Below is the cut-down text that went with the image.
“Energetic and curiosity: I tend to see life as a big, complex puzzle where everything is connected – but through a prism of emotion, compassion and mysticism, and always looking for a deeper meaning.
I am less interested in the sheer excitement and pleasure of the moment than I am in the social and emotional connections I make with others.
Self-esteem: is it dependent on my ability to come up with original solutions? I can lose patience or become dejected if I get trapped in a boring or repressed role.”
In the context of the discussion – where I was beginning to worry we might box each into not helpful categories – this seemed pretty perfect. For me. In the moment.

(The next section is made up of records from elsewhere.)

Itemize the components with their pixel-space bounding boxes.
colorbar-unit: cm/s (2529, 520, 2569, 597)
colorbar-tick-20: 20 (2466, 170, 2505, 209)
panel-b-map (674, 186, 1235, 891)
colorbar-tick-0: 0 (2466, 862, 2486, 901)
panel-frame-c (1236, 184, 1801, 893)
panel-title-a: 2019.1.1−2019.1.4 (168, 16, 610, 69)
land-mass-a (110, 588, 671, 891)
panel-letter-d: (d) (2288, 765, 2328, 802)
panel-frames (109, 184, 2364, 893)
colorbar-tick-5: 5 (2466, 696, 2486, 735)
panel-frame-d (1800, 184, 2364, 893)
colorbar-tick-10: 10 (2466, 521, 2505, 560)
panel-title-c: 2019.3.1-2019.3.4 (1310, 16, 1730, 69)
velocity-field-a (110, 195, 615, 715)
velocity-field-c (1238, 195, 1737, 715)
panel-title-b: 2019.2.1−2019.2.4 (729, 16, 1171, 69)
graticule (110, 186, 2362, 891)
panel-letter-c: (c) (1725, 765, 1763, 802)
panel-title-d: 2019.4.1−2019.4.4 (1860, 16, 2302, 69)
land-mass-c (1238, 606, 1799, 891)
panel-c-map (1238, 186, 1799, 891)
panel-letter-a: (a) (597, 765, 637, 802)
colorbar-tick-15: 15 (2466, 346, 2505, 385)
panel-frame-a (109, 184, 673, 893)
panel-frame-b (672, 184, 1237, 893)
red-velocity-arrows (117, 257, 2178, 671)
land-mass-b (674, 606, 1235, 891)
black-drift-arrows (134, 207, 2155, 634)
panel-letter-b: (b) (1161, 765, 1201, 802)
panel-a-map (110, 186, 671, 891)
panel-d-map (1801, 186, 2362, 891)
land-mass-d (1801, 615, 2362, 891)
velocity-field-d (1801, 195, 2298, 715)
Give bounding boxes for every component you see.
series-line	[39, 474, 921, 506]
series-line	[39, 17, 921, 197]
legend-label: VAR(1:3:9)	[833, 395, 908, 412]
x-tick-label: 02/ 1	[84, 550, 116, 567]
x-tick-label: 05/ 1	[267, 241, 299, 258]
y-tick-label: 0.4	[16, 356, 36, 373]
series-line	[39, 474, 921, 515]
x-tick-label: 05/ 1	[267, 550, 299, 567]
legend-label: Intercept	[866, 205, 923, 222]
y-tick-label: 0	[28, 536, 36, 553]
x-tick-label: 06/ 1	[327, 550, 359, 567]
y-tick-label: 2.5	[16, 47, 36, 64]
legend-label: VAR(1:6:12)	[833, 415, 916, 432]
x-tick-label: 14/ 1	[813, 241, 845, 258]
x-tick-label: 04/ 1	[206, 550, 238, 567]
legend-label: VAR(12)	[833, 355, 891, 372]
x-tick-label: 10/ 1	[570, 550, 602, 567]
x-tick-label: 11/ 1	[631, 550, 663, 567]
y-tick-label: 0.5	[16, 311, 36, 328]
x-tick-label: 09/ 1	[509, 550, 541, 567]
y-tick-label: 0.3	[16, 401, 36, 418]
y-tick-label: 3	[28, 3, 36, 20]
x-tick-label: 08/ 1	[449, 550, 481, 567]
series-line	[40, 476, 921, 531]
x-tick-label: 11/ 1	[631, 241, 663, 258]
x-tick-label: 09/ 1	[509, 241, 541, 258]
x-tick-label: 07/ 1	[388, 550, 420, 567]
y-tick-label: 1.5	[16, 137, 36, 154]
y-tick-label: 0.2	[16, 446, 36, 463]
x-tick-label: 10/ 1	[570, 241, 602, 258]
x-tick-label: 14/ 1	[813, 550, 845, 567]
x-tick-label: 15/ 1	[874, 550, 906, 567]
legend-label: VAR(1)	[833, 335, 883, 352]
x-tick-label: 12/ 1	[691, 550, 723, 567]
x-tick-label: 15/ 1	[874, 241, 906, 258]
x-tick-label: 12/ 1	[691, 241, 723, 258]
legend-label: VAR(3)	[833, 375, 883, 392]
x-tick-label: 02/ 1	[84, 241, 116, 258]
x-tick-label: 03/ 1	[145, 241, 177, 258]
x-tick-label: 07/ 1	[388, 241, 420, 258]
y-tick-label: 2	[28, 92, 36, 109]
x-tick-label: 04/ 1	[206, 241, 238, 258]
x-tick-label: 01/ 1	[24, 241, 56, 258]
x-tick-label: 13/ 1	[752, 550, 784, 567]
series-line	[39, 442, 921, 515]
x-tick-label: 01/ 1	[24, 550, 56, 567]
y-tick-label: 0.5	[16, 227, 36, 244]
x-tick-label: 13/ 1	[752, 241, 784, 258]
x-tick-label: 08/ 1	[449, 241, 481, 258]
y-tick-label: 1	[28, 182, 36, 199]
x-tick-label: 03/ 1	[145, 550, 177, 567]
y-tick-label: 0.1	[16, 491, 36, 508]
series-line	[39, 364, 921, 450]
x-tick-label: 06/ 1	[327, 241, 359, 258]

I use Myers-Briggs in teaching, which also means I am aware of some of the criticisms of it. But – as long as we neither believe it tells us everything about anyone, nor feel that it traps (or justifies) us in a particular place - I have found ‘personality inventories’ very useful in working with others.
How do you think about individual differences, and how other people work in different ways to us?
The major strength of Myers-Briggs is that many people have used it, and there is a lot of material on how to use it, for example, specific tips on how to communicate from where you are with someone with a different 4 letter type. The theory behind it is wilder than the conventional story: it is, after all, based on Jungian archetypes. And it is clear in practice that people can shift with experience, something the person who taught me was very interested in. He believed that personal development would often move people, from T to F and J to P, and that is what has happened to me in the past two decades.
So. What kinds of tools do you find useful, in thinking about the different ways we approach, say, meetings? How can we use them in Campfire Convention?